Through my fascination and my studies of Greek mythology, I found a certain duality in the story of Aphrodite. It was a life force and its influence on sexuality was both positive (fertility) and negative (lust and desires). This duality remained anchored in the attributes of Aphrodite for a long time, surely due to the circumstances of her birth. Indeed, the Greeks tell it as follows: in the dark night, before the birth of the world, the mother goddess, Gaia, tired of copulating with Ouranos, convinces her son Kronos to act for her. He cut off the genitals of Ouranos and threw them into the sea. From there, Aphrodite was born near the island of Cyprus. The goddess will retain several attributes, in particular her proximity to the sea and nature. Later, with the evolution of civilizations and the wars of conquest, the place of women in society will be marginalized. Additionally, the creation in literature and the arts of a male-dominated society will lead to a sexualization of the goddess. His interest will now be focused on his body, which will be fantasized and made available to men, and no longer on his power. I see in the story of Aphrodite all the differences that women have to face regarding their bodies and their sexuality in modern society. Female sexual freedom being a source of pejorative judgments. So many contradictions and injunctions that form my central reflection and that I apply to my own self-portraits.

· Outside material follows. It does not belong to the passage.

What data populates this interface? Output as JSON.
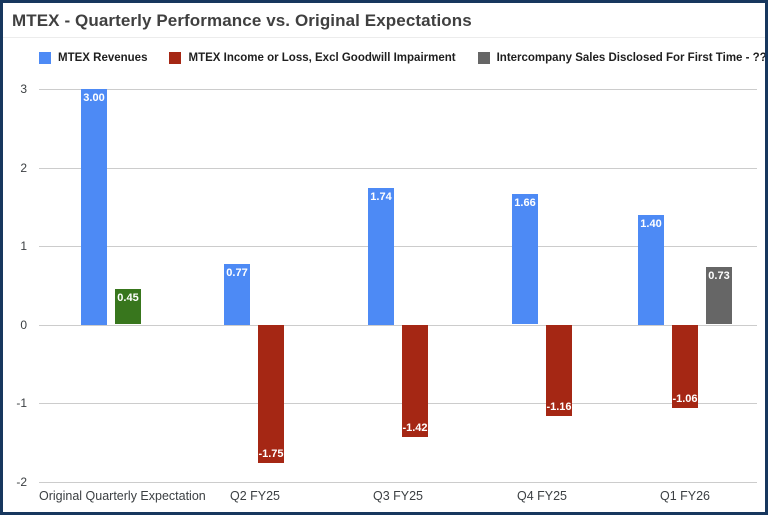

I identified with the goddess and her manifestations: her closeness to nature, her duality, her sexual freedom and her body. As well as his cursed loves and disappointments that motivate some of his actions. I face the comments generated by my photographs and which question me about my sexual and intimate behavior with men and question my relationships. Through introspection, I seek to confront my shortcomings and identify my emotional flaws. Leaning on Aphrodite helps me to understand the world around me, to tame my hypersensitivity and my obsessions as well as to learn how to heal from my disappointments.
I build my diary like an artist learning who she is, and what it means to be a woman.
S*x Diary (2021-2022)
“It’s something very personal that I’ve never seriously talked about: my obsessions, my fascination with sex and its representation. Not a word in therapy, or to those around me.

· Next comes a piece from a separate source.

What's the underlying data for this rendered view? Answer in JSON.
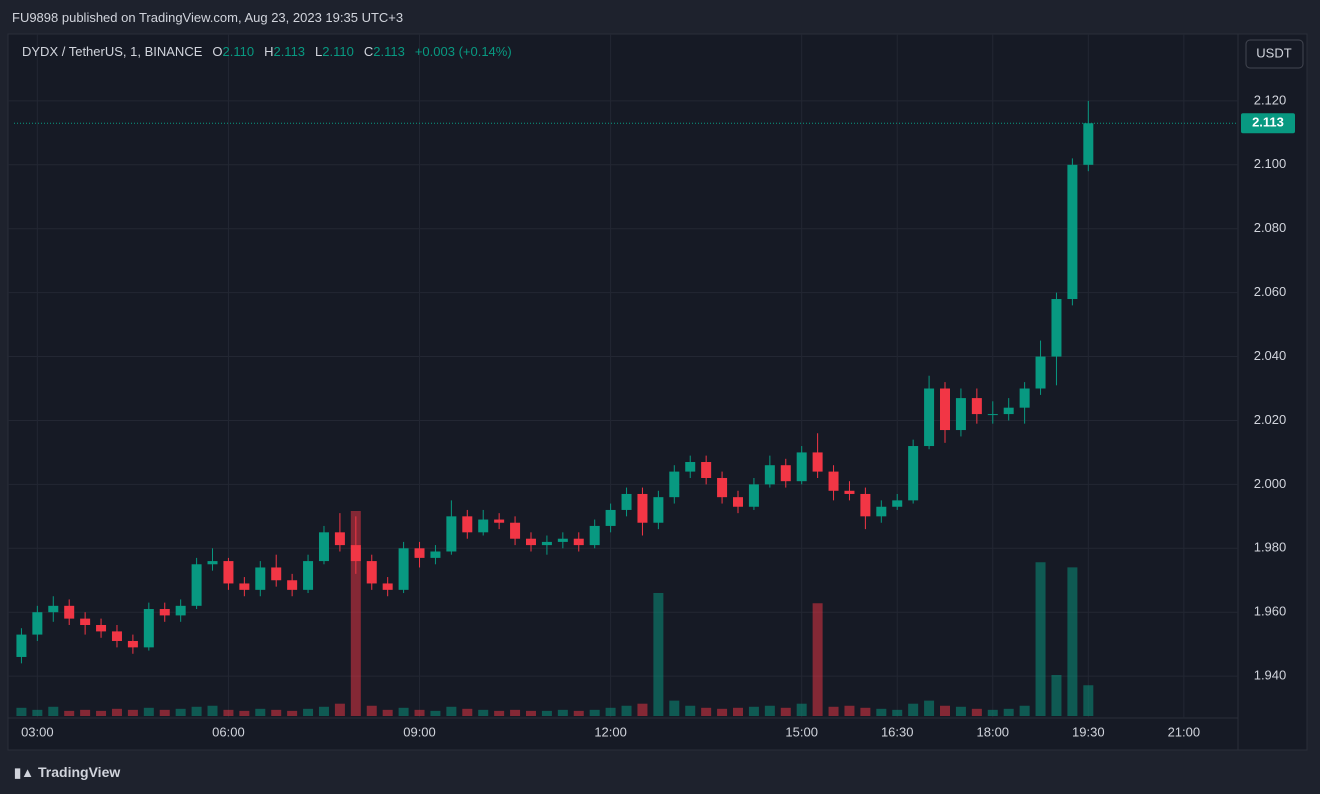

This obsession I have for bodies that intertwine. The mixture, the fusion of everything, the pleasure. And keep track to remember intimate moments. Pleasure of the flesh.
The texture of the skin, the smell, the warmth of the breath, fingers in the hair, the sounds of bodies touching, slapping and caressing each other, the softness of the lips, the warm taste of the saliva mixing together, etc…The flashes are made of details that I remember: a tattoo, the sound of a breath in my ear, a whispered word, an eye contact I’m not used to…
This series is about memory flashes that I recreate from their memories through mine and the camera lens.”
This project in progress is about intimacy. More precisely, the creation of my intimacy through my memory. I imagine what men saw of me during sex and create my own version of their memories. I transcribe their looks through the camera, which becomes the man, and I want to create a new masculine look at my body through my own prism.
In the form of a diary, I mix photographs of my body, the traces of my/their memory, with photographs of flowers and personal objects that represent me and evoke eroticism. This project is a continuation of the series /æfɹəˈdaɪti/ (Aphrodite) and focuses on the discovery and experimentation around my sexuality.